REUTERS - After some brave words and an encouraging start, AC Milan coach Sinisa Mihajlovic appears to be falling into the same trap as his hapless predecessors.
New signings are struggling to settle, injuries are mounting and judging by the 4-0 home drubbing by Napoli in their last Serie A outing, Milan's tendency to capitulate at the first sign of trouble has not been remedied.
After seven games, they are stuck in mid-table where they have spent the last two seasons.
The seven-times European champions have lost four times already, failed to score in their last two games and have the second-worst defensive record in the league, with only debutants Carpi having shipped more goals.
They visit Torino on Saturday (1845 GMT) with speculation already mounting over how long Mihajlovic can stay in a role which has claimed the scalps of former club favourites Clarence Seedorf and Filippo Inzaghi in the last 18 months.
In his previous job, Mihaljovic used his considerable motivational powers to lift Sampdoria from relegation battlers to challengers for a Champions League place.
He is clearly hoping that same trick will work at Milan.
"I think we're subject to too many highs and lows. We have to find a solution and only by working hard and talking together can we find a way out of this situation," he said.
"The players we have brought in during the transfer window are important, some have come from foreign leagues and some are still young. They need time."
For many observers, however, Milan's problems are more deep-rooted.
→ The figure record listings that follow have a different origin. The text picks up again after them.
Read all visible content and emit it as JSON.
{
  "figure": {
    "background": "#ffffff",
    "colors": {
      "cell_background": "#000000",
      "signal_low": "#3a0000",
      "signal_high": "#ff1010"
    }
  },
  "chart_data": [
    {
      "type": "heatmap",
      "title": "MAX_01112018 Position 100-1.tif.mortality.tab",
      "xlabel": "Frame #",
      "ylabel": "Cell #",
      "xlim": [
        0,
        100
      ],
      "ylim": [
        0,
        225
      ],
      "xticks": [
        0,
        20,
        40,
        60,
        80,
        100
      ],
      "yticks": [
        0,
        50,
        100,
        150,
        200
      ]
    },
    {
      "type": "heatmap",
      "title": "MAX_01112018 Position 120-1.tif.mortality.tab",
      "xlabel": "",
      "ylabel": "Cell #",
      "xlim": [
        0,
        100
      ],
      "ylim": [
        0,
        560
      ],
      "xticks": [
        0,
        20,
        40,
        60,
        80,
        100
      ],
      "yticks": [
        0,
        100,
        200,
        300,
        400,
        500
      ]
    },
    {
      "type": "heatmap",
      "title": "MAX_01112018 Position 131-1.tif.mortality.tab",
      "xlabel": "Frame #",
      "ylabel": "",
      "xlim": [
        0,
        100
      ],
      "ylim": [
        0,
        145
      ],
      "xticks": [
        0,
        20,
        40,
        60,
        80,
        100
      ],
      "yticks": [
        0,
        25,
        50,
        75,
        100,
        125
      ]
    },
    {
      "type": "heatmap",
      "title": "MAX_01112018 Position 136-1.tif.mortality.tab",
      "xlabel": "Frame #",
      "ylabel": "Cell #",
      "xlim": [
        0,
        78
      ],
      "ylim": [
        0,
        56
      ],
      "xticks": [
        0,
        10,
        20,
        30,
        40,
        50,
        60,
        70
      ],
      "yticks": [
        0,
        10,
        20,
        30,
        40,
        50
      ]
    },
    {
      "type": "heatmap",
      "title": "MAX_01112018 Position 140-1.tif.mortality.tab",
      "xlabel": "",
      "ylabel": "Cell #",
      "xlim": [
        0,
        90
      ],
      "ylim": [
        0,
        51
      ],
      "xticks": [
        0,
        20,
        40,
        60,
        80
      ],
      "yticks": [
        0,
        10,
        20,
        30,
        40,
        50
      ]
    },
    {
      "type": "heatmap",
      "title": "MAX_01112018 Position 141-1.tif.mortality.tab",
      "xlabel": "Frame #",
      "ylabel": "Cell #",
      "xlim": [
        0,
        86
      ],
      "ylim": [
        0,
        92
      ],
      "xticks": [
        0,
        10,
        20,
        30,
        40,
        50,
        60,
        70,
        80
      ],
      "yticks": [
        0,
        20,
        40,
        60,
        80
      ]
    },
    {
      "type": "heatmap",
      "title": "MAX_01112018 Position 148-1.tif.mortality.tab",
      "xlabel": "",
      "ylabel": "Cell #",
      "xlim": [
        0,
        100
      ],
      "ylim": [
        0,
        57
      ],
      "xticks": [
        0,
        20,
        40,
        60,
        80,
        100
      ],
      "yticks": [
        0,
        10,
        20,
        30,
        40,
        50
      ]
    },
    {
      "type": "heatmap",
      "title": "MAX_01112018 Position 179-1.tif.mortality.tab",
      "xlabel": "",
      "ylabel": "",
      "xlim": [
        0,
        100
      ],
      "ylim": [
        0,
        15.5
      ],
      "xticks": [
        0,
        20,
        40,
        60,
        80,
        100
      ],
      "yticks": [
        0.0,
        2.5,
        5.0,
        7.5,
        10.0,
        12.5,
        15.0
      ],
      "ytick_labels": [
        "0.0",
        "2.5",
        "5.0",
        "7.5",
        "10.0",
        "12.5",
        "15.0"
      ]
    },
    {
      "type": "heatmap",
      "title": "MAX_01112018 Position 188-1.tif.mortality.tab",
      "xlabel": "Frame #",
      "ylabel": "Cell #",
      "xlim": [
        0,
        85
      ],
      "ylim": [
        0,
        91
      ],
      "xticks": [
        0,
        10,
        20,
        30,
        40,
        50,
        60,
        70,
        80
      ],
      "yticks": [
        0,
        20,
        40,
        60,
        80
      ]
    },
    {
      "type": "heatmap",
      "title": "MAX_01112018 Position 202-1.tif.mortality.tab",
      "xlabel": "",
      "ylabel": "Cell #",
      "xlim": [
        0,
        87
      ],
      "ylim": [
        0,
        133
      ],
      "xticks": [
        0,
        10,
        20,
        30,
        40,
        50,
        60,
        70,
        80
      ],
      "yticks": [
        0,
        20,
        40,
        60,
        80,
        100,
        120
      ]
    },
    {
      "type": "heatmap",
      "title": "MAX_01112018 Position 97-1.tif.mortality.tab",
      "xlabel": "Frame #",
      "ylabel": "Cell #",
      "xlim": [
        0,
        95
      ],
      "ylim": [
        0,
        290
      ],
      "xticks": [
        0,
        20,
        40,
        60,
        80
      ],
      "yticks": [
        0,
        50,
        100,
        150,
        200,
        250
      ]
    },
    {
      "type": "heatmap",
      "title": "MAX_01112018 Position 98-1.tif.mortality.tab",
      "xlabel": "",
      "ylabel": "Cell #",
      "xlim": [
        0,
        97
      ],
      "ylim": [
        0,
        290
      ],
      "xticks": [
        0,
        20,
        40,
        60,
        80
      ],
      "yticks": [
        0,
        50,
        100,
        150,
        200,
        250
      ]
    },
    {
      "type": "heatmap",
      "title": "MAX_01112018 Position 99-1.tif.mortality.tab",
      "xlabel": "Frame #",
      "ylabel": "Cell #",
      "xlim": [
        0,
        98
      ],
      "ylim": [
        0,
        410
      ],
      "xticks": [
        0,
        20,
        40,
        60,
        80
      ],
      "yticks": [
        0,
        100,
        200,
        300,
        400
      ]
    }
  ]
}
Over the last few seasons, Milan's leadership has often appeared rudderless, pledging faith in youth players while simultaneously signing players in the middle or latter stages of their careers.
The fans appear to have realised this and have tended to vent their wrath on long-serving chief executive Adriano Galliani rather than whoever is occupying the coach’s seat.
Forward Keisuke Honda offered a more in-depth analysis than his coach after the Napoli game.
"Milan have used countless players over the past few years...There are a lot of players who play international football, and they still can't perform when they join Milan," the Japan international told reporters.
"Looking at the past few years, I think it is clear this club cannot start over unless a lot of money is spent; you either do that, or you have to re-examine the structure of the club.
Management, coach and fans must be aware of the situation."
"In order to change the club, we must change how everyone evaluates it, whether it be directors, coach, fans or media. If that doesn't happen, then five to 10 years are needed."
"I know I will be criticised because of my thoughts, but they are important for the future of this club. Milan's problems are clear, as they are always the same."